While average hourly rates were higher than in the second quarter 2024, reflecting Webstep's ambition to maintain premium positioning in the market despite price pressures, the revenue decline was primarily a result of a decline in utilisation and a slight reduction in the number of consultants.
In recent quarters, Webstep has implemented its renewed strategy and achieved significant milestones. The company has strengthened its sales organisation, enhanced its executive management team and support functions, carried out a cost reduction programme, and introduced a new visual identity to boost its market visibility.
"We have an ambition of being the most performance-oriented and agile in the industry, which means that we constantly must develop and change.
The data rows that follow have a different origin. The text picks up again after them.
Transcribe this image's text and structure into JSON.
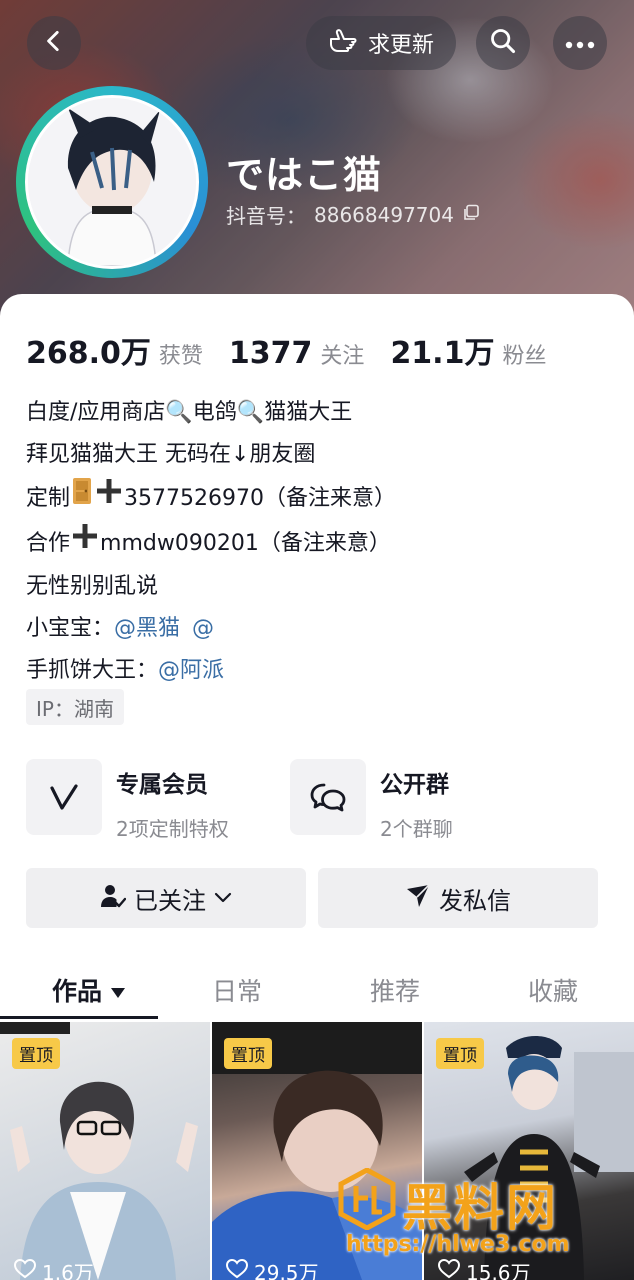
{
  "header": {
    "update_label": "求更新",
    "nickname": "ではこ猫",
    "uid_label": "抖音号：",
    "uid_value": "88668497704"
  },
  "stats": [
    {
      "num": "268.0万",
      "label": "获赞"
    },
    {
      "num": "1377",
      "label": "关注"
    },
    {
      "num": "21.1万",
      "label": "粉丝"
    }
  ],
  "bio": {
    "line1": "白度/应用商店🔍电鸽🔍猫猫大王",
    "line2": "拜见猫猫大王 无码在↓朋友圈",
    "line3_prefix": "定制",
    "line3_suffix": "3577526970（备注来意）",
    "line4_prefix": "合作",
    "line4_suffix": "mmdw090201（备注来意）",
    "line5": "无性别别乱说",
    "line6_prefix": "小宝宝：",
    "line6_mention1": "@黑猫",
    "line6_mention2": "@",
    "line7_prefix": "手抓饼大王：",
    "line7_mention": "@阿派"
  },
  "ip_tag": "IP：湖南",
  "features": {
    "member_title": "专属会员",
    "member_sub": "2项定制特权",
    "group_title": "公开群",
    "group_sub": "2个群聊"
  },
  "actions": {
    "follow_label": "已关注",
    "message_label": "发私信"
  },
  "tabs": [
    "作品",
    "日常",
    "推荐",
    "收藏"
  ],
  "videos": [
    {
      "pin": "置顶",
      "likes": "1.6万"
    },
    {
      "pin": "置顶",
      "likes": "29.5万"
    },
    {
      "pin": "置顶",
      "likes": "15.6万"
    }
  ],
  "watermark": {
    "brand": "黑料网",
    "url": "https://hlwe3.com"
  },
  "colors": {
    "accent_mention": "#3a6ea5",
    "pin_badge": "#f7c948",
    "avatar_ring": "#2bb7c9"
  }
}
Even though the market is challenging, we prioritise long-term strategic goals over short-term gains, and against this backdrop, we are satisfied with delivering continued margin increase in the second quarter over Q2 2024. The margin improvement is the result of the cost reduction programme completed in 2024, our continuous focus on cost efficiency and the successful increase of average rates," says CEO of Webstep Kristine Lund.
Looking ahead, the enduring, long-term trends of digitalisation remain stable both in the private and public sectors. In the near term, macroeconomic and geopolitical volatility provides uncertainty. Underpinned by robust customer relationships, deep expertise, and extensive experience in the strategic application of AI, data, and insight technologies, Webstep is ideally positioned to capitalise on any market recovery.
"While it takes time to reap the full benefits of our strategic shift, we are confident that our renewed positioning will lead to growth and increased profitability over time. Our cost base is lean, and once we return to a healthy top-line growth we are well positioned to achieve our long-term goal of exceeding a 10 per cent EBIT margin," says Kristine Lund.